Key errors when trying to load an accelerate-FSDP model checkpoint

Hi,

I have been training a pythia-2.8b model, using the DPOTrainer in Huggingface TRL. I am training a LORA adaptor on top of the reference SFT model. In order to speed it up and address memory bottlenecks, I used fsdp and launched my code using

accelerate launch --config_file=fsdp.yaml --num_processes=4 run_dpo.py

After training, I observed my checkpoints to be of the following form

optimizer_0/ pytorch_model_fsdp_0/ rng_state_0.pth rng_state_1.pth scheduler.pt trainer_state.json

When I try to load this checkpoint using the following piece of code, I keep getting Key-errors, where some of the keys in the model are missing in the saved checkpoints. This behavior was also observed when training the facebook/opt-350m model, so it seems like I am missing something here. The code to load the fsdp checkpoint is provided below:

import torch.distributed.checkpoint as dist_cp
from transformers import AutoConfig, AutoTokenizer, AutoModelForCausalLM, AutoModel
from peft import LoraConfig, get_peft_model

def load_sharded_model_single_gpu(model, model_path):
    
    state_dict = {
        "model": model.state_dict()
    }
    
    dist_cp.load_state_dict(
                state_dict=state_dict,
                storage_reader=dist_cp.FileSystemReader(model_path),
                no_dist=True,
            )
    
    result = model.load_state_dict(state_dict["model"])
    
    print(f"Sharded state checkpoint loaded from {model_path}")
    print(result)
    return model

def convert_checkpoint(hf_model: str, fsdp_model_path: str, output_path: str):
    '''
    hf_model: transformers path.
    fsdp_model_path: path to the fsdp checkpoint, for example `/x/checkpoint-xxx/pytorch_model_x`
    output_path: output path to save the converted checkpoint
    '''
    config = AutoConfig.from_pretrained(hf_model, trust_remote_code=True)
    tokenizer = AutoTokenizer.from_pretrained(hf_model, trust_remote_code=True)
    model = AutoModelForCausalLM.from_config(config, trust_remote_code=True)

    # peft_config = LoraConfig(
    #     r=16,
    #     lora_alpha=32,
    #     lora_dropout=0.05,
    #     bias="none",
    #     task_type="CAUSAL_LM",
    # )
    # model = get_peft_model(model, peft_config, adapter_name='__train__')

    model = load_sharded_model_single_gpu(model, fsdp_model_path)
    model.save_pretrained(output_path, max_shard_size="10GB")
    tokenizer.save_pretrained(output_path)

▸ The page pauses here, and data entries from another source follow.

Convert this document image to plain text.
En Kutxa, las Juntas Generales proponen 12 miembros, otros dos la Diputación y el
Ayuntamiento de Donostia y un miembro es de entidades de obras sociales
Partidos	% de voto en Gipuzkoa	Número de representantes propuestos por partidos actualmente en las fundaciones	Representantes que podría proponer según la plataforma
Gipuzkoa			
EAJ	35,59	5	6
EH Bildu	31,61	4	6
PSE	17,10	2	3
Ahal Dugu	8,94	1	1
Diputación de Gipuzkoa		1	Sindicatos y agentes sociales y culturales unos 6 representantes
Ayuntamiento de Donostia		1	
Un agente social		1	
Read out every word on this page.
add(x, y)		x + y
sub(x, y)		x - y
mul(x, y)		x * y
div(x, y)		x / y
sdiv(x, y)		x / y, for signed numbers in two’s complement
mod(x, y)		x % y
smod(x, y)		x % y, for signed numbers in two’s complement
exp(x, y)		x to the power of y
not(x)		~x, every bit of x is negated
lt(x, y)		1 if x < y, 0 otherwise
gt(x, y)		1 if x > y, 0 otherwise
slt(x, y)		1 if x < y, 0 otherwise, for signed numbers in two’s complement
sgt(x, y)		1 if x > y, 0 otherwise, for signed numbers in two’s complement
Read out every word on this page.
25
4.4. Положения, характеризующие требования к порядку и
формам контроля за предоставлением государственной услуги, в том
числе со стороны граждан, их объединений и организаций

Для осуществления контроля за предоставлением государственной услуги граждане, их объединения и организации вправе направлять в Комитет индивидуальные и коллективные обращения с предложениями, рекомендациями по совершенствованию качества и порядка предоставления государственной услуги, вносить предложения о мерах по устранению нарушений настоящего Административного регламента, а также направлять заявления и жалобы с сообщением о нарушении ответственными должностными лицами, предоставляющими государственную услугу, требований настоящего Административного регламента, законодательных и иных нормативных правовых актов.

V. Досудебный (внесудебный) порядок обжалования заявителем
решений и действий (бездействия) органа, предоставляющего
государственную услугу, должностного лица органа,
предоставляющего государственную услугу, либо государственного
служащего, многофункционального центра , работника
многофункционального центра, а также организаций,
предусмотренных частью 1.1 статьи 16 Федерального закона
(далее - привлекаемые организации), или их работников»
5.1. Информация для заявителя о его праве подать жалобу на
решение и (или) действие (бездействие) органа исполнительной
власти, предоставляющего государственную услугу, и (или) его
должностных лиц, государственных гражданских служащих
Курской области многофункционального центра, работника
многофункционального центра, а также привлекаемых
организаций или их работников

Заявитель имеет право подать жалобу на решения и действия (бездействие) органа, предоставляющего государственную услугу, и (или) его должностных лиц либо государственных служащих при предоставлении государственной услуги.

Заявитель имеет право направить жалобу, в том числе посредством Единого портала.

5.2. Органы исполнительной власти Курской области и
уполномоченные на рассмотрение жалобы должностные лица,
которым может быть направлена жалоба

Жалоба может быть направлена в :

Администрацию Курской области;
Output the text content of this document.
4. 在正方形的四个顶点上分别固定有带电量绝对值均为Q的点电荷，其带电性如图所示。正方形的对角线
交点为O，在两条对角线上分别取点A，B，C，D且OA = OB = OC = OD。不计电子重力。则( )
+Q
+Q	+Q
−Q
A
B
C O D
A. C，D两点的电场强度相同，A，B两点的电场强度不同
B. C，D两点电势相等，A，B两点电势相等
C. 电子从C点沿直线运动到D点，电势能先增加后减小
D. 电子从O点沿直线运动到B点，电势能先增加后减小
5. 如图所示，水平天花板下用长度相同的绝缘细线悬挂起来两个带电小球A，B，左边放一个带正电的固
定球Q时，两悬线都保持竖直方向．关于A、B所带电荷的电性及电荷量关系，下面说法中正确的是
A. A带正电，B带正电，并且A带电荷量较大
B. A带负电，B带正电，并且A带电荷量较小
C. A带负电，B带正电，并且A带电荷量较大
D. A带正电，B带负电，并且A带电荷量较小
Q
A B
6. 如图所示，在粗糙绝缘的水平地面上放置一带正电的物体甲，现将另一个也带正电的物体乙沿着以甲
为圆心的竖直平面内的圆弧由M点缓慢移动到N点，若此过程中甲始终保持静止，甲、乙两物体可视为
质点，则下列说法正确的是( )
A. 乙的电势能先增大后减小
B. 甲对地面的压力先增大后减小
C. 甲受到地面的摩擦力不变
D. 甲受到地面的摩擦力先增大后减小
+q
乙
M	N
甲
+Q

Can I understand why I keep getting the key errors, when trying to load PEFT-fsdp checkpoints? I have observed that there are no errors when loading the entire model from fsdp checkpoints (i.e no PEFT). Also could you enlighten me on how to effectively save and load models when using FSDP. I have tried using accelerator.load_state(<ckpt_path>) which was suggested in the documentation, but this complains that the pytorch_model_fsdp.bin file is missing from the checkpoint, which was never saved by the DPOTrainer. I am also providing my run_dpo.py code, for the sake of completion

from collections import defaultdict
from peft import PeftModel, LoraConfig, get_peft_model
from trl import DPOTrainer
from transformers import AutoModelForCausalLM, AutoTokenizer, TrainingArguments
from accelerate import Accelerator
from data import get_tldr
from datasets import Dataset
import torch
import numpy as np
import random
import wandb
import datetime
import os, sys, argparse

def to_hf_format(data):
    new_data = defaultdict(list)
    for ix, k in enumerate(data.keys()):
        for i, j in data[k]['pairs']:
            new_data['prompt'].append(k)
            new_data['chosen'].append(data[k]['responses'][i])
            new_data['rejected'].append(data[k]['responses'][j])
    return Dataset.from_dict(new_data)

if __name__ == "__main__":

    parser = argparse.ArgumentParser(description="My Script Description")
    parser.add_argument("--seed", type=int, default=42, help="Seed for random number generation")
    args = parser.parse_args()

    # Set seed
    torch.manual_seed(args.seed)
    random.seed(args.seed)
    np.random.seed(args.seed)

    datapath = os.path.join(".", "data/tldr/comparisons")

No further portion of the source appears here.